From Black Flag #205 (2005)
G8 Legal Support Group's initial statement on the policing of the G8 protests in Scotland, July 2005
During the protests against the G8 over 700 people were detained or arrested by the police, often overnight, and around 366 people have been arrested and charged. The courts have imposed draconian bail conditions, which not only prevented those arrested from continuing their protests against the G8 summit, but forced those not resident in Scotland to leave at an impossible speed, making the conditions impossible to comply with. As a direct result of this tactic, sonic people were rearrested for breach of bail. People unable to give an address in the UK have been remanded in prison, even though in all the cases we are aware of, none faces serious enough charges to result hi a prison sentence even if convicted. Amongst those remanded in custody was one person aged 16 and a woman with a child.
We have also received worrying reports of people being held for over 4 hours in Reliance security vans against regulations, and not being given sufficient food or water while in custody. For example, one person reported that they were held in Sterling police station for 10 hours and that they were verbally abused, the lights were switched on and off and no calls were made to solicitors or friends on his behalf. He was subsequently released without arrest or charge.
The police made widespread use and abuse of powers under Section 60 of the Criminal Justice & Public Order Act 1994. This section is supposed to be used to search for weapons. However, it has been used as a blanket authority to stop and search in a manner designed simply to intimidate protesters. For example, everyone attending the protest at Dungavel Detention Centre was subject to a bag search. At the Hori-zone ecovillage in Stirling, the police at times searched everyone who came and went. At least two people have been charged with failing to submit to a search.

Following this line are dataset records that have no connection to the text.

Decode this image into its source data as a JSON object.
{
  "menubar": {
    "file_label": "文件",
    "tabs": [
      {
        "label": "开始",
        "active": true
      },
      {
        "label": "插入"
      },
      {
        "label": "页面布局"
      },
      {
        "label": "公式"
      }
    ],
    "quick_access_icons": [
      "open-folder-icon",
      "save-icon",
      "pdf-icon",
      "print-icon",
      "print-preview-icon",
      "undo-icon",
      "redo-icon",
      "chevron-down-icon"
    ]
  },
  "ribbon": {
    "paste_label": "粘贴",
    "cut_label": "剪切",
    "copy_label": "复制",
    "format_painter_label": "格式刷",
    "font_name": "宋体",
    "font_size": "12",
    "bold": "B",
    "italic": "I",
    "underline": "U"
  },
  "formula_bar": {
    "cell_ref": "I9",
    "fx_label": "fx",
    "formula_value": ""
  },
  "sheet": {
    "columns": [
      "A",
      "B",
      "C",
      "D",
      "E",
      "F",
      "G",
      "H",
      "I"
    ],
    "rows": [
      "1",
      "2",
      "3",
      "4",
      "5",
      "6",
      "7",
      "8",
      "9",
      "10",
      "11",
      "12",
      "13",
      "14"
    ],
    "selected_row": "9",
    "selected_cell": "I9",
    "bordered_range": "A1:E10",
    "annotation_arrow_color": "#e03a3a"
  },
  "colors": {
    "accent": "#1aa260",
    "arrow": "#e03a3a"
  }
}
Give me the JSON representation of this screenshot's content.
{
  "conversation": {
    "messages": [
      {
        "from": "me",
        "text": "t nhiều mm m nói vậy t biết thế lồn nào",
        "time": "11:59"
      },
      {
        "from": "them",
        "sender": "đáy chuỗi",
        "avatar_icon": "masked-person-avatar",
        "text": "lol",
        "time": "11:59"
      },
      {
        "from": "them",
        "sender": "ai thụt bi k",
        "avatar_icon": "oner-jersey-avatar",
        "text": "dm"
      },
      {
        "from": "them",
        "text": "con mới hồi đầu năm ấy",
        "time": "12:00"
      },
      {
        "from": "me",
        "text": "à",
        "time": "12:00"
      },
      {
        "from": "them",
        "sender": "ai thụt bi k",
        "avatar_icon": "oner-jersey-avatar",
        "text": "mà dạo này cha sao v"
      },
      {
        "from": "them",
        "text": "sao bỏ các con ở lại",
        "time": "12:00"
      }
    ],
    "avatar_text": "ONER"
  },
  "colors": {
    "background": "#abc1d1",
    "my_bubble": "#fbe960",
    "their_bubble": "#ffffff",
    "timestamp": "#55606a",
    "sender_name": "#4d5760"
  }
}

The police routinely demanded people's names and addresses, without a clear legal right to such information and in a manner that seemed calculated to deter people from protesting. At times they also demanded to see identification, despite the fact that there is no requirement to carry or produce identification in the UK. At least one person was arrested and faces trial for simply not giving their name and address.
Huge numbers of people were photographed and/or filmed just for participating in protests or because they were staying at a campsite, again a form of policing designed to intimidate.
The police also often placed protesters in cordons, the legality of which is still uncertain, detaining people for many hours. At the Hori-zone ecovillage in Stirling for long periods of time the police refused to let anyone leave. Legal Observers from the G8 Legal Support Group were also detained, preventing us from monitoring some of the protests. No legal justification was provided for this abuse of power. The police also banned protests. They cancelled the G8 Alternatives demo at Gleneagles "for reasons of public safety” and this led to coaches of protesters being held on a roundabout eleven miles away from Auchterarder for an hour. Eventually the protest was allowed to go ahead. On this and other days many protesters were arrested whilst travelling to protests and held for alleged conspiracy. At Waverley train station in Edinburgh people were prevented from holding a spontaneous protest against the ongoing 'war on terror'.
A number of protesters were injured by the police hitting out with batons. Most suffered head injuries. Many of the police on duty routinely covered up their identification numbers, making it impossible to identify them.
The public were prevented from attending some sheriffs' courts, meaning that people had to face the court without support from friends. Apparently, the reason was that there may be protests at Court, although there had been no actual protests, just groups of concerned friends. This flies in the face of the long-established legal right to an open hearing in court.
Finally, we note that this was one of the largest policing operation ever seen in the UK. The state was clearly prepared to devote unlimited resources to it, all with the sole aim of preventing the leaders of the G8 of being aware of the popular discontent with their policies and the effect of those policies on the vast majority of the world's population.
The cumulative effect of these police measures was an unprecedented erosion of civil and human rights and a further attack on the right of people to publicly demonstrate. The police appeared to police the protests against the G8 on the basis that they were not at all times bound to comply with the law of the land and sought to prevent challenge to their actions by seeking to conceal their identity by covering up ID and failing (even when asked specifically) to give legitimate reasons and legal powers to justify their actions. For these reasons we unreservedly condemn the policing of the protests at the G8 summit in Scotland in July 2005.